I must say, this dress is pretty stunning.


Briony has written a play, planning on premiering it the night she finishes using her cousins as the cast to celebrate the visit of her brother Leon (Patrick Kennedy), who is bringing with him his eligible friend Paul (Benedict Cumberbatch.) Cecilia and Robbie, meanwhile, have had a fight over a vase and are not speaking. Robbie writes a number of drafts of a letter of apology, and unfortunately puts the wrong one, a horribly crude version, in the envelope he gives to Briony to run ahead with. Upon reading it, Cecilia professes her love for Robbie, but they are interrupted in flagrante by Briony. Shortly after it is discovered their twin cousins have gone missing, apparently attempting to run away back to their parents.


All go out to search for the two in the dark, where Briony witnesses an apparent sexual attack on her remaining cousin, Lola (and is this name a reference to Nabokov's Lolita?), and as she had read Robbie's sexually explicit letter prior to delivering it to Cecilia, she convinces herself it was Robbie, whom she is in love with and angry at for spurning her. So starts the true drama in the film, with Robbie being sent off to prison and accepting an early release in return for fighting against the Nazis on the continent. Cecilia has disowned her family as soon as she could and is now working as a nurse, writing back and forth with Robbie whenever she can. Briony, perhaps as penance, also signs up to nursing school when she turns eighteen, and whilst in London seeks out Cecilia to apologise, realising what an egregious error she has made and how terribly she has treated her sister and Robbie.


I'm not a Knightley hater, but nor am I a lover, and I think she is fine here, not great, not bad, just... well, I think like Clooney, I struggle to see past Keira Knightley. Ronan is fantastic, and I have the time of day any time for McAvoy - I think he is incredibly underrated and such an extraordinary actor. Redgrave, playing the old Briony right at the end of the film, is powerful in her short time on screen, and Blethyn, despite hardly appearing, is fabulous as always. The movie is so well written, is founded in such an amazing screenplay, that it would be hard, I think, not to perform well within its bounds. 


The cinematography by Seamus McGarvey is nothing short of magical. The film looks incredible (helped by terrific production and especially costume design), and some of the feats achieved (such as that oft-cited long tracking shot through Dunkirk) are breathtaking. Almost all of the elements combine well to add to the power and beauty of the film without ever becoming a dominant force. But I do say 'almost' very deliberately. The score. The score often killed me. The inclusion of the initially diegetic typewriter as a recurring theme made me want to claw out my eyes. It was so distracting, I kept finding myself thinking about how irritating it was when I should have been immersed in the film. It totally drew me out of whatever frame of mind I was in. And it kept coming back! There were a few other diegetic elements incorporated, and after the typewriter clack I very much noticed every single one. It was eternally frustrating, and will forever taint my memory of a film that otherwise might have gone down as a memorable favourite from the last decade. But I just can't get that typewriter out of my head, every time I think of any scene or moment in the film. Clack. Clack. SHUT UP! Shame on you, Dario Marianelli. It might have been ok if used once, but all the way through was deadly. And to think it won him an Oscar. ARGH! Of course, if they hadn't been such pricks about Johnny Greenwood's There Will Be Blood score, this never would have happened. But I digress.

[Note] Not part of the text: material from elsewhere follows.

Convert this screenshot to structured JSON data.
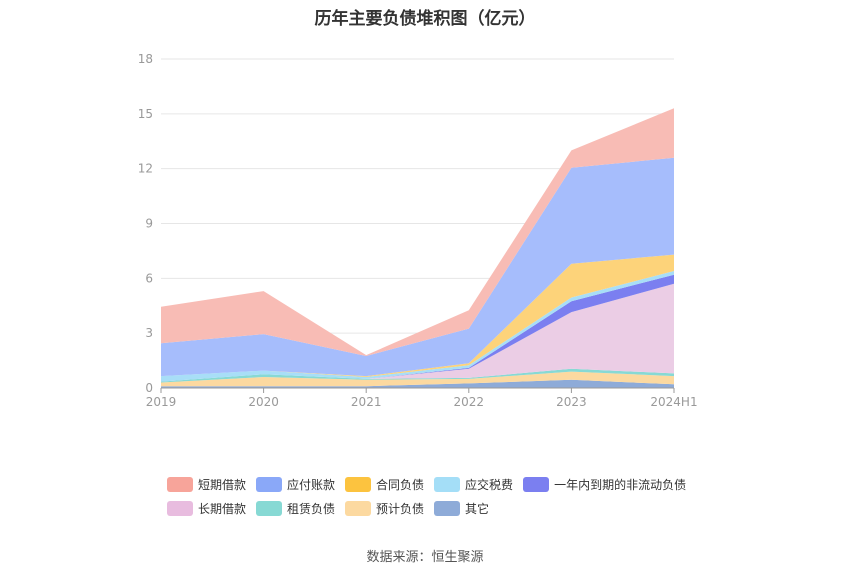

Despite the music, the rest of it was magnificent, magnificent enough to get 4 stars.

1 comment:

  1. I think that the two things that ruined this movie were Keira Knightely, who just never has deep and expressive performances and this movie needed a larger-than-life one, and the director who just didn't put magic into it, although with this story this could've been a heartbreaking masterpiece. James McAvoy is one of my favourite British actors, and I agree that he's underrated.